If you manage independent contractors (ICs), I am sure that one of your New Year’s goals is to avoid employee misclassifications. I hereby present you a pertinent story for the holiday season.
Earlier this year, the State of New York’s Unemployment Insurance Appeal Board (UIAB) issued a decision regarding an IC who had filed for benefits as an employee. The Assistant Production Manager (APM) of the New Year’s Eve ball drop at Times Square had been considered an IC by the production company. The production company agreed to provide services for the New Year’s Eve ball drop at Times Square for an alliance of area building and business owners. The APM was recruited by a manager who worked for the production company as an employee.

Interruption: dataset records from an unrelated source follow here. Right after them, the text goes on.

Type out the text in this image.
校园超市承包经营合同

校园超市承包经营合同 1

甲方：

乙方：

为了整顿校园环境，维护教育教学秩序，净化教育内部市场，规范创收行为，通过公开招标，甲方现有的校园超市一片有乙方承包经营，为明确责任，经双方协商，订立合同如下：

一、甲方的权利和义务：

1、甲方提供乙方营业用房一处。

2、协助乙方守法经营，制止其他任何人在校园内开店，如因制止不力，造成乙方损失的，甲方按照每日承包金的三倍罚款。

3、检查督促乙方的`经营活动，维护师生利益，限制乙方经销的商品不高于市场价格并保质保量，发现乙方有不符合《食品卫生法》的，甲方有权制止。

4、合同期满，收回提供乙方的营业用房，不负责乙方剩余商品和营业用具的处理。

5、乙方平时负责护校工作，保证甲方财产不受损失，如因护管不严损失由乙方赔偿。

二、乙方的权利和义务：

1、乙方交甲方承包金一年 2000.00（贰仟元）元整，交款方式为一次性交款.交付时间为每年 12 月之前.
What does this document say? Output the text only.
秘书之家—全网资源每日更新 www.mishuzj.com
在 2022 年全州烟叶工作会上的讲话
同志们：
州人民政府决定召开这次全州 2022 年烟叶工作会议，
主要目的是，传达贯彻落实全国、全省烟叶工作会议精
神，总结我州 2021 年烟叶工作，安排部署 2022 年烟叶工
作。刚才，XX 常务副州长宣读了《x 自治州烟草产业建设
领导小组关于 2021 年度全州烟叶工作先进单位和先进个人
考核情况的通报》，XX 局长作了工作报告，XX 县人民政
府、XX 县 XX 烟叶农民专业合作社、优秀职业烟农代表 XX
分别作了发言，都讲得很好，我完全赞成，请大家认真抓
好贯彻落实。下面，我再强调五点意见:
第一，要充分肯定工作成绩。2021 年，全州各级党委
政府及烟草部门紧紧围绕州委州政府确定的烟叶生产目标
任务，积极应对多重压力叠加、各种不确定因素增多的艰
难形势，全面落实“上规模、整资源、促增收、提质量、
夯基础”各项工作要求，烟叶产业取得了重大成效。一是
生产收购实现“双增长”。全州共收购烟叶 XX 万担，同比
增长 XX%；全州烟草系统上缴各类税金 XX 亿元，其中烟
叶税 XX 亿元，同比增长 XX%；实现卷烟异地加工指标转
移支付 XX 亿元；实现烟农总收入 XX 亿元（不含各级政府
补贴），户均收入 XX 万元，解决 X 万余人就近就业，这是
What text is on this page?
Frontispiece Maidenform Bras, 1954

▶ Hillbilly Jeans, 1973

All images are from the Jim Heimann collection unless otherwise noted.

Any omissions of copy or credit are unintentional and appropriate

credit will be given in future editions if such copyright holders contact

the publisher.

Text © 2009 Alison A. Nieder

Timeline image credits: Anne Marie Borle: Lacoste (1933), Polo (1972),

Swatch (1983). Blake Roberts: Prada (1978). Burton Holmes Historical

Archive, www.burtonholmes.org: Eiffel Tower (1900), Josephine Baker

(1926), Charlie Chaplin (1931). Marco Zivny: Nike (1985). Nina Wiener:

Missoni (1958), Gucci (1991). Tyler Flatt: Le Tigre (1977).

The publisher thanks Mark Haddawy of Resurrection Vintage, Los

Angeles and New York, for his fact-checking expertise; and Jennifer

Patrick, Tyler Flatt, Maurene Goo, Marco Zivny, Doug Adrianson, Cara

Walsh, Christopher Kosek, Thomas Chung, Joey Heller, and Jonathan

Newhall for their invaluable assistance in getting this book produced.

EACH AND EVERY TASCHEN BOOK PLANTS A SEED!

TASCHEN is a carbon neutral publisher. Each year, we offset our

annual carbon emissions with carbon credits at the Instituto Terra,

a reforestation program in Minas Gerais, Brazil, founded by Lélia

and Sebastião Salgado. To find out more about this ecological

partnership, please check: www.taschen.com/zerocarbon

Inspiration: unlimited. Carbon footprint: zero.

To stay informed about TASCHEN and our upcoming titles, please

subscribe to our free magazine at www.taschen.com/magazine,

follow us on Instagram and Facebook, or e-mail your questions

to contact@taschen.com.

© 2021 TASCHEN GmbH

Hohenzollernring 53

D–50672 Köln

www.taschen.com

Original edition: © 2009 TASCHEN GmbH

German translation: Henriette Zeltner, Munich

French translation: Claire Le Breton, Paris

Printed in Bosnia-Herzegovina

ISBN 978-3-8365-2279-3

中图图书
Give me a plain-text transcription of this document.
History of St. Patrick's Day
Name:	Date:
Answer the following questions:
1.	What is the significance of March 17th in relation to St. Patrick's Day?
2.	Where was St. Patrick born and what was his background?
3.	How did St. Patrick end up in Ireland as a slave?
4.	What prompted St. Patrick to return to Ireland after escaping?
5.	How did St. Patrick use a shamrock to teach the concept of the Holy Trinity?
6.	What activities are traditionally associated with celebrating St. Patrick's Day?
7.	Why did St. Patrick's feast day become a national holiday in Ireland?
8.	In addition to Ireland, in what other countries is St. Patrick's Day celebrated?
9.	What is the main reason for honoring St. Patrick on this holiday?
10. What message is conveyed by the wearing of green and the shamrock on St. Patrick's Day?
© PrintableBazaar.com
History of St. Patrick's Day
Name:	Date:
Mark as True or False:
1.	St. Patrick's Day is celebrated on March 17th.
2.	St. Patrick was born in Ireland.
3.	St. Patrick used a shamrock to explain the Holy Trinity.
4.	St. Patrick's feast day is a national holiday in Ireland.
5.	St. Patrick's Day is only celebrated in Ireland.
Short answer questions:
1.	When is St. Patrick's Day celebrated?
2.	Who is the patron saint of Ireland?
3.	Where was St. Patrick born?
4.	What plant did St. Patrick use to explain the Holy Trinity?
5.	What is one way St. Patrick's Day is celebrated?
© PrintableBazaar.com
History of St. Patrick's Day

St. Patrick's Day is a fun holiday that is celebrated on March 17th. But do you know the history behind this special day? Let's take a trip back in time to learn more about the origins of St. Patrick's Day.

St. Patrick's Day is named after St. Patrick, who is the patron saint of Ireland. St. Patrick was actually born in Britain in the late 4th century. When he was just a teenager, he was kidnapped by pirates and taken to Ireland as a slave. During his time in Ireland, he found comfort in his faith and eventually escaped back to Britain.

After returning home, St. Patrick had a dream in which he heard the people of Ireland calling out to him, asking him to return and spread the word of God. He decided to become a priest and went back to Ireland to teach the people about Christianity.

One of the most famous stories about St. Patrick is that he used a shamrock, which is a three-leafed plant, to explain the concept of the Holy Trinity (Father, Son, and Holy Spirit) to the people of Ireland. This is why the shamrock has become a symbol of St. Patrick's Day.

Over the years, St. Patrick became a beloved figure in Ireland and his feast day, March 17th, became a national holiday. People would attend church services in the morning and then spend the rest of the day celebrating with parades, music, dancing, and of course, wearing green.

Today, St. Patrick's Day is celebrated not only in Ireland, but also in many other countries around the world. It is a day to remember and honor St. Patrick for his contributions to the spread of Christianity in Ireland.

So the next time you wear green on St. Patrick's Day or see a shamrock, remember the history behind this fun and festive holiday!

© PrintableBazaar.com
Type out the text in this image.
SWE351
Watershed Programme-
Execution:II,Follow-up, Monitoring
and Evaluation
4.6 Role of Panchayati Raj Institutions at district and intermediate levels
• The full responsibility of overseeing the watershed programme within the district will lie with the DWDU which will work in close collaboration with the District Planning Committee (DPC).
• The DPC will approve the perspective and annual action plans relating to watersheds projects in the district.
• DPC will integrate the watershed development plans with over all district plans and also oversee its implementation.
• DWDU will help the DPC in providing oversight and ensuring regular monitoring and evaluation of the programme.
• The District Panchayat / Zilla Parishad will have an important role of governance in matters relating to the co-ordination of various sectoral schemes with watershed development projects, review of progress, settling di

The written agreement defined the APM as an “independent contractor” engaged to provide “administrative and production management services as required.” She was expected to devote her full business time and attention for approximately one month prior to the New Year’s event. The APM was required to personally provide “such consulting services at such time or times and at such place or places as reasonably required.” The written agreement stated reasonable expenses would be reimbursed and that the production company retained the intellectual property rights to the individual’s work product.
- The individual performed “various administrative and production management tasks regarding the event” as required by the production company
- The individual also oversaw a team of production assistants
- The group operated out of a trailer and used materials and supplies furnished by the production company and/or the alliance of business owners
- The individual was paid 50 percent of the payment owed on or about December 5th (at the inception of the work) and the second and final installment on or about January 8th (after the completion)
- The individual received a 1099
After the event closed, the APM filed a claim for unemployment benefits and stated that:
- She was not in business for herself
- She had been recruited for the position by the production company
- She had been instructed as to when, where and how the work was to be performed
- She was required to report to a supervisor on a regular basis
- She was required to work an established work schedule, to submit reports on her activities, and to have her work inspected and/or reviewed
The New York UIAB’s final decision stated: “We conclude that the production company is the employer and exercised and/or reserved the right to exercise sufficient supervision, direction and/or control over the claimant and others similarly situated to establish an employment relationship.” This decision held the production company liable for employee and payroll taxes on wages paid to the Assistant Production Manager of the New Year’s Eve Ball Drop at Times Square. The decision also held other “similarly situated” workers (the production assistants) to be employees.
I invite you to begin 2013 free of misclassifications. Something to think about while watching the ball drop this year…
Happy New Year!
Disclaimer: Given the general nature and context of this article, the material presented should not be relied upon or construed as either tax or legal advice. For specific information on recent developments, the effects of particular factual situations or of a particular law in regards to your business, or before making decisions based upon this presentation, you should obtain the opinion of a qualified expert.